La voix un peu dure de la gouvernante la fait presque sursauter :

  • Madame, désirez-vous souper dans vos quartiers ou dans la salle en présence de Monsieur ?
  • Dans la salle, cela me va très bien.
  • Parfait, Madame. Cela sera fait comme vous le désirez. Avez-vous une préférence pour un habit ?
  • Un habit ? Euh… je vous laisse choisir pour moi.

 

Marie-Hélène, malgré cet air froid, esquisse un semblant de sourire. Et elle répond à Fanny :

  • Si je puis me permettre, Madame, j’ai beaucoup de plaisir à vous retrouver.

 

La gouvernante a beau montrer aucune sensibilité, Fanny lit dans ses yeux, qui s’humidifient de sentiments profonds, qu’elle ne ment pas. Elle la laisse choisir, elle la laisse l’habiller. Elle la laisse lui mettre un corset ; elle qui rêve depuis longtemps d’en porter un. Et elle se trouve belle en se contemplant dans ce miroir de cette chambre. Elle se trouve belle vêtue d’habits d’un autre temps. Elle se trouve magnifique lorsque les yeux de Stanislas se mettent à briller en la regardant, après avoir marché le long de ce couloir où, dans sa vraie vie, sont pendus deux squelettes.

 

Ce repas a un goût qu’elle ne connaît pas, et pourtant, il lui semble étrangement familier. Elle le savoure, elle le déguste sous le regard tendre de Stanislas, pendant que Marie-Hélène prépare son bain.

 

L’eau est à la température idéale, comme elle aime, ni trop chaud, ni trop froid. Elle se sent bien. Et Stanislas est là, à la regarder. Il n’osait pas entrer jusqu’à ce qu’elle l’invite à la rejoindre.

 

Fanny se sent bien, se sent calme et reposée. Elle aimerait que ces moments recommencent éternellement. Elle aimerait que sa vie ne devienne que des rêves, et que ces rêves deviennent réalité.

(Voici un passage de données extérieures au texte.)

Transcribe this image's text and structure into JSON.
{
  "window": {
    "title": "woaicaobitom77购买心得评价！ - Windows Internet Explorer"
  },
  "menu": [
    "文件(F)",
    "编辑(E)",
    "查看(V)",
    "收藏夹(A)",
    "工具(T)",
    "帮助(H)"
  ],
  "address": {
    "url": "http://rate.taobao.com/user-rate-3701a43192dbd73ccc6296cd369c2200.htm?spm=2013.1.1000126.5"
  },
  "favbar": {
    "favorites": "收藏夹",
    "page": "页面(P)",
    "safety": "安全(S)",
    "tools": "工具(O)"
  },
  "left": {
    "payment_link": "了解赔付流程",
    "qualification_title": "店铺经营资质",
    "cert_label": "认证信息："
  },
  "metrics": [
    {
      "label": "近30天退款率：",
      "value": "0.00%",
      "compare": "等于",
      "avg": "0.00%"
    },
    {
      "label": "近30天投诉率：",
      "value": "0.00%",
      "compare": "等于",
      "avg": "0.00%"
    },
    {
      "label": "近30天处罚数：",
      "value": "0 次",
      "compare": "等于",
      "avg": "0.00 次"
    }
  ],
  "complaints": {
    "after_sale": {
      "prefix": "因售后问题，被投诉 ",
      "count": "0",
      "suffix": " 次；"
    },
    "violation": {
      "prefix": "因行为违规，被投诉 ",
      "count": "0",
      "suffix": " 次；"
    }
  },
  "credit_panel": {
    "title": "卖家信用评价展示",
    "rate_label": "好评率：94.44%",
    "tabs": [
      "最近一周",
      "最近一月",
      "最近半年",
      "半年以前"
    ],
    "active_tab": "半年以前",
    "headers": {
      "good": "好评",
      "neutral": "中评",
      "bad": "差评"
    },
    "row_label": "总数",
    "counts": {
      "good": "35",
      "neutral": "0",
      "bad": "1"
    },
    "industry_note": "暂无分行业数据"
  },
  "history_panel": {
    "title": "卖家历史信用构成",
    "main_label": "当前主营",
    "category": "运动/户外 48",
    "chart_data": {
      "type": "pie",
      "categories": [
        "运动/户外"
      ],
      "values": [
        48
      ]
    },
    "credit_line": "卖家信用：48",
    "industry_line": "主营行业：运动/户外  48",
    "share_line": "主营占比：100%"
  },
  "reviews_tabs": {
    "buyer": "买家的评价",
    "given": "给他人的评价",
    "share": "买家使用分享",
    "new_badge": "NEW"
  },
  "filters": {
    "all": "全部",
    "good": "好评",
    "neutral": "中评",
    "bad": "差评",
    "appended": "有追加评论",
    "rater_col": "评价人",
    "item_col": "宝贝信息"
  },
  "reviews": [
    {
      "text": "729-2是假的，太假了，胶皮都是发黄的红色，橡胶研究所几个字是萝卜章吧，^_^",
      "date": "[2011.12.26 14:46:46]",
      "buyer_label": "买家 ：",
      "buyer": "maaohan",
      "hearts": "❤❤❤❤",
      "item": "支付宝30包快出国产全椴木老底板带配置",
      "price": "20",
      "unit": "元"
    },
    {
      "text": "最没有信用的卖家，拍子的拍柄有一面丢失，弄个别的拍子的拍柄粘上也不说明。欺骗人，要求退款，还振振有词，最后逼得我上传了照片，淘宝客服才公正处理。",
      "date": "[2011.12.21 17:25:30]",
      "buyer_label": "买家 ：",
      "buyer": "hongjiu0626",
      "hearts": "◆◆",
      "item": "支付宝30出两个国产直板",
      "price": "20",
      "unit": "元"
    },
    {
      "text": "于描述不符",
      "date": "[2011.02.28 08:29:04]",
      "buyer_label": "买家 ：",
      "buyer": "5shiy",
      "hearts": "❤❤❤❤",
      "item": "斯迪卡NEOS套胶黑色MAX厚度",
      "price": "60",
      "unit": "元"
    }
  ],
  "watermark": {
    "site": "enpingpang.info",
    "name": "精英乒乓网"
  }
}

Elle se sent tomber amoureuse de ce personnage irréel qu’est Stanislas.

 

  • Approchez, s’il vous plaît.
  • Que puis-je pour vous, mon adorable Louise ?
  • J’aimerais que vous baissiez ce pantalon que je puisse vous goûter.
  • J’aimerais aussi. J’en ai rêvé des décennies. Mais, là, maintenant, j’ai tant peur de vous décevoir.
  • Vous ne m’avez aucunement déçue la première fois que vous m’avez prise.
  • Je suis heureux de le savoir. Je ne faisais répondre qu’à vos dernières volontés, cela a été ma motivation première.
  • Saurez-vous répondre à ma volonté actuelle ?
  • Dites-moi, je suis impatient de la connaître.
  • Je vous ai laissé me guider dans une danse dont je n’y connais rien. J’y ai pris un plaisir immense, je vous ai fait confiance. J’ai compris que vous n’avez aucune expérience dans le sexe. Je ne compte pas vous l’enseigner, je n’en suis pas intéressée. Je veux juste vous sentir contre moi. Je ne cherche pas la performance, je ne veux que votre corps contre le mien, le sentir vibrer, le sentir palpiter. Laissez-moi vous guider, s’il vous plaît. Rejoignez-moi dans ce bain, mettez-vous dans mon dos, serrez-moi dans vos bras. Je ne désire que cela.
  • Ma formidable Louise, je ne peux qu’accéder à votre requête. Vos mots viennent de toucher mon cœur endurci par toutes ces années. Je n’ai jamais douté que vous êtes une formidable femme. Je ne soupçonnais pas un instant que vous l'étiez autant.

 

Les baisers de Stanislas dans le cou de Fanny sont un délice pour la jeune femme. La verge de l’homme la pénétrant quelques minutes plus tard, alors allongés sur le lit, n’ayant pas pris le temps de s’essuyer, est un régal immense pour Fanny. Elle a cette drôle d’impression d’avoir attendu ce moment durant toute sa vie.

 

Elle le guide, elle l’embrasse. Elle fantasme sur ce moment, elle fantasme sur le fait que tout ceci soit bien réel. Jamais elle n’a pris autant de plaisir avec un amant. Jamais elle ne s’est sentie aussi bien dans les bras d’un homme.

 

Il éjacule en elle par de puissants jets de sperme. Elle en est heureuse au point où un orgasme se déclenche. Le corps de Stanislas tremble par tant de jouissance. Le corps de Fanny fait de même. Ils restent collés l’un contre l’autre. Il reste en elle aussi longtemps que cela lui est possible. Elle le sert de ses petits bras frêles pour l’empêcher de partir au cas où il en aurait l’envie. Elle le sert fortement en lui murmurant :

  • Offrez-moi un nouveau plaisir : restez dormir en moi.